An interesting announcement by STV, as they unveiled plans for a rival to Newsnight Scotland during the publishing of their annual results.
Scotland Tonight is pitched as a half-hour, Monday to Thursday current affairs show featuring news, sport, and political discussion from around the country, putting it somewhere between Newsnight and Nationwide.
The shows won’t go head to head, based on the initial scheduling plans, but it’s obvious that the commerical broadcaster is hoping to beat its next door neighbour to the punch in terms of covering big stories and getting heavyweight guests in before the much-maligned Newsnicht goes to air.
STV chief, Rob Woodward, told The Drum: “The performance of our news has gone from strength to strength and so off the back of our more localised bulletins, our ratings have continued to increase, so what we’re doing is building off of that success …
“We’ll see how it goes, but as far as we’re concerned we see that there is a very strong demand for such a programme that addresses the news of Scotland.”
All very worthy stuff, and of course it’s being presented as another example of STV striking out on its own away from the main Channel 3 schedules.
But there is another filter through which this and other moves by STV must be considered, though – and that is the renewal of its franchise for Scotland in three years time.
STV had a scare last year when the IFNC [Independently Funded News Consortia] bid process saw it lose out to a newspaper consortium, showing the broadcaster that it is no longer invulnerable north of the border. The long-running (and now resolved) dispute with ITV over dropping network content – and the associated rights fees to go with those shows – added spice to an already intriguing situation with regards to the channel’s public service commitments.
With the IFNC bids replaced by Jeremy Hunt’s move to launch local TV services across the UK – including nine in STV’s transmission area – the broadcaster needs to be seen to be meeting, and if possible exceeding, its public service commitments.
The Channel 3 franchises expire at the end of 2014, but the bidding and negotiation process goes on long before that – particularly with digital switchover freeing up spectrum space and ITV’s availability in Scotland via non-terrestrial platforms offering a Channel 3 rival to the Pacific Quay broadcaster.
Chuck in Holyrood’s moves to secure licence fee or spectrum sell-off funding to launch the Scottish Digital Network – which would offer an audience rival to STV – and the need to be seen to provide public service content is greater than ever.
And this is undoubtedly a factor in launching projects like STV Local and the STV Appeal – ventures which are unlikely to prove major moneyspinners for a commercial broadcaster but tick lots of boxes when it comes to proving public service targets, come the bidding stage.
The broadcaster is required to provide four hours of news content a week, but with the loss of Sports Centre and 80 per cent of The Hour, the amount of shows being generated and presented from PQ looks a lot flimsier leaving 2011 than it did coming in.
An extra two hours of news content a week, drawing the best reports and reporters from DJ MacDonald’s team in Aberdeen and Dundee, and the recently-strengthened crew in Edinburgh, is a nice way to keep Scots politicians and [broadcasting regulators] Ofcom sweet by both filling a scheduling gap and showing commitment to the regions.

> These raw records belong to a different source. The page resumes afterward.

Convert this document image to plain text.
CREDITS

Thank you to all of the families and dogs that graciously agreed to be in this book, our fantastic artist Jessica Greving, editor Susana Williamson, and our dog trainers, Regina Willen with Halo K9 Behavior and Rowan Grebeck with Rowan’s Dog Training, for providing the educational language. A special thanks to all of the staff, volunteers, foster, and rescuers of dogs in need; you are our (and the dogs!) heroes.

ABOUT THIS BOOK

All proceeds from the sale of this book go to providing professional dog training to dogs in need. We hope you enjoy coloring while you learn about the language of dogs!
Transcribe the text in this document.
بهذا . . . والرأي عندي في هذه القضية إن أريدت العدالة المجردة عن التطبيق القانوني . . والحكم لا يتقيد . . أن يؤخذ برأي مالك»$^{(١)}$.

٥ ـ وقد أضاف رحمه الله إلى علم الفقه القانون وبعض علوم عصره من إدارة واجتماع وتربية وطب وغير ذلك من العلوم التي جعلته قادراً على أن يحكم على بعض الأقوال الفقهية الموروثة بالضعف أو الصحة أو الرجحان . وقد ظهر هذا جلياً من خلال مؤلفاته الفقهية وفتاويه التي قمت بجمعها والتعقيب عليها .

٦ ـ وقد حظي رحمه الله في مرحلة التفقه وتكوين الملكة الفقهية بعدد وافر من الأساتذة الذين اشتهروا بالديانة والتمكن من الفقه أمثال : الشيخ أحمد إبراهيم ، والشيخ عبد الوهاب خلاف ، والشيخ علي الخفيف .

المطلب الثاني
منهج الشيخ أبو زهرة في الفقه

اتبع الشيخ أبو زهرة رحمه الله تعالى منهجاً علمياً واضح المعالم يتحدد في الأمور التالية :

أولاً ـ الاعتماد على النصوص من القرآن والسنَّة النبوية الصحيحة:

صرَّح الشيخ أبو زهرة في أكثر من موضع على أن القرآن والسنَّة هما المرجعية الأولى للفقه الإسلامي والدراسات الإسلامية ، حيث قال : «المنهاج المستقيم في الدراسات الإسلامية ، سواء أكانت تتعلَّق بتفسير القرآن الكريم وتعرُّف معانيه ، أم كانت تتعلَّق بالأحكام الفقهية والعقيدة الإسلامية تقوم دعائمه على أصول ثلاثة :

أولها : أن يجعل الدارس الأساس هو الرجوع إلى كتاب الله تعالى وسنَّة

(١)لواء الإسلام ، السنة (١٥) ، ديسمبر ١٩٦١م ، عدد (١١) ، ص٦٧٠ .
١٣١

And what will BBC Scotland’s response be? Facing financial cutbacks because of the licence fee settlement deal, STV’s neighbours down the river seem to face three options:
One is to maintain the status quo. A second would be to try and take on Scotland Tonight with an expanded Newsnicht – possibly opting out of the main network version altogether. The third, which may be the most controversial, would be dumping Newsnight Scotland entirely and just airing the network show.
Such a move, however, offers more ammunition to the hardcore Nat critics who already complain the BBC offers not enough Scottish news content – one of the supposed reasons given in their push for the Scottish Digital Network deployment.
What will be interesting is to see how viewing figures hold up for the shows. STV’s news output has substantially improved – both online and off – in recent years but outside of traditional viewing times, news programmes are ratings death. If audiences don’t flock to the new show, how long would the channel give Scotland Tonight when they could be airing dramas or films in that slot, which will pull in higher audiences?
Or, to look at it another way, how long would they need to give the show for it to be a part of their franchise renewal pitch?